Background & aims: The expression of the lymphocyte homing receptor and activation marker L-selectin is different in colon and small intestinal intraepithelial lymphocytes (IELs). In this study, the mechanism of this difference in L-selectin expression was investigated.
Methods: L-selectin expression on lymphocytes was measured by flow cytometry. L-selectin messenger RNA (mRNA) was detected by reverse-transcription polymerase chain reaction. L-Selectin expression on peripheral lymphocytes was analyzed after incubation with cytokines, food and bacterial antigens, and homogenates of small and large bowel.

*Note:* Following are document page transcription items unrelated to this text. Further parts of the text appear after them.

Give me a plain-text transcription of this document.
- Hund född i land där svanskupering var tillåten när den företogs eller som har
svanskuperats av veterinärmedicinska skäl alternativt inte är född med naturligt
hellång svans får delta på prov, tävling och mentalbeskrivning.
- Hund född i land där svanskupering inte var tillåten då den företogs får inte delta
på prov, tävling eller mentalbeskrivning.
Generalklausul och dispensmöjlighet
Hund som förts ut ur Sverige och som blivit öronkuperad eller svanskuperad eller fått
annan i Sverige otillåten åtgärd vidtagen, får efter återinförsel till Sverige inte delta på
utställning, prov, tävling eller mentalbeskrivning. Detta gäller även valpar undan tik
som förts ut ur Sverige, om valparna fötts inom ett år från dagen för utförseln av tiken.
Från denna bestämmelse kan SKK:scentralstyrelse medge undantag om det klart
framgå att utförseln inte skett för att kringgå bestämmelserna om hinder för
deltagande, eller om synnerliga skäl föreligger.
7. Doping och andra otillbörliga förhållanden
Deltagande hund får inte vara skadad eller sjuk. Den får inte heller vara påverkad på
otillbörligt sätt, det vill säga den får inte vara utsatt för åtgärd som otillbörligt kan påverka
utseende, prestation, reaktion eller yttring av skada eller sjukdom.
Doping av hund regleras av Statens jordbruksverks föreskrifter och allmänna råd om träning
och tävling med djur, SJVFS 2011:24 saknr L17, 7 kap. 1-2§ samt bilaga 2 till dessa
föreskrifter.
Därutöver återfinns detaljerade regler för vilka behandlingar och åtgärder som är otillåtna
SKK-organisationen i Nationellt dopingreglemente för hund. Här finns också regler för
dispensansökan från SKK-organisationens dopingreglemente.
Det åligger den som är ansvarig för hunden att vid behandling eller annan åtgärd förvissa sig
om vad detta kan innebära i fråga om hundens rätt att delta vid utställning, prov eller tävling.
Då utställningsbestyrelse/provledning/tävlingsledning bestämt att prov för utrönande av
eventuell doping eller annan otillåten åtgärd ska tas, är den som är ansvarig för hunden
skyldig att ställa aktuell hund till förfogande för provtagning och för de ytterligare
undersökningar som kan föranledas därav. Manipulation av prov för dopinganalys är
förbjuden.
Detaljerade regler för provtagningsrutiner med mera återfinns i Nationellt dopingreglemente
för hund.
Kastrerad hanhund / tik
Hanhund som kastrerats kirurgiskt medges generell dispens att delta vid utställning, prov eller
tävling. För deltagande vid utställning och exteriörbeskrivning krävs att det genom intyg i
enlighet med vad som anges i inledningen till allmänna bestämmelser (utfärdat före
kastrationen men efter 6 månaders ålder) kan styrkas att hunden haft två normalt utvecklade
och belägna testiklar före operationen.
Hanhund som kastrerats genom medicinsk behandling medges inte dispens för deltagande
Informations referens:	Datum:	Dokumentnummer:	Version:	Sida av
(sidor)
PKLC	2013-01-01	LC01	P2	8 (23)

Results: L-selectin was expressed by none of the small intestinal IELs but by 30% of those in the colon and by 60% of splenocytes. mRNA for L-selectin was detectable in isolated lymphocytes of all three sites. L-Selectin was down-regulated in colon IELs during colitis and up-regulated in small intestinal IELs after in vitro culture for 48 hours. Incubation of splenocytes with small intestinal homogenates led to a rapid down-regulation of L-selectin (1% vs. 60% untreated). Preincubation with a metalloproteinase inhibitor prevented L-selectin loss.
Conclusions: The mechanism of the differential expression of L-selectin in mouse small intestine and colon appears to be an increased functional activity of a metalloproteinase (sheddase) in the small intestine compared with the colon.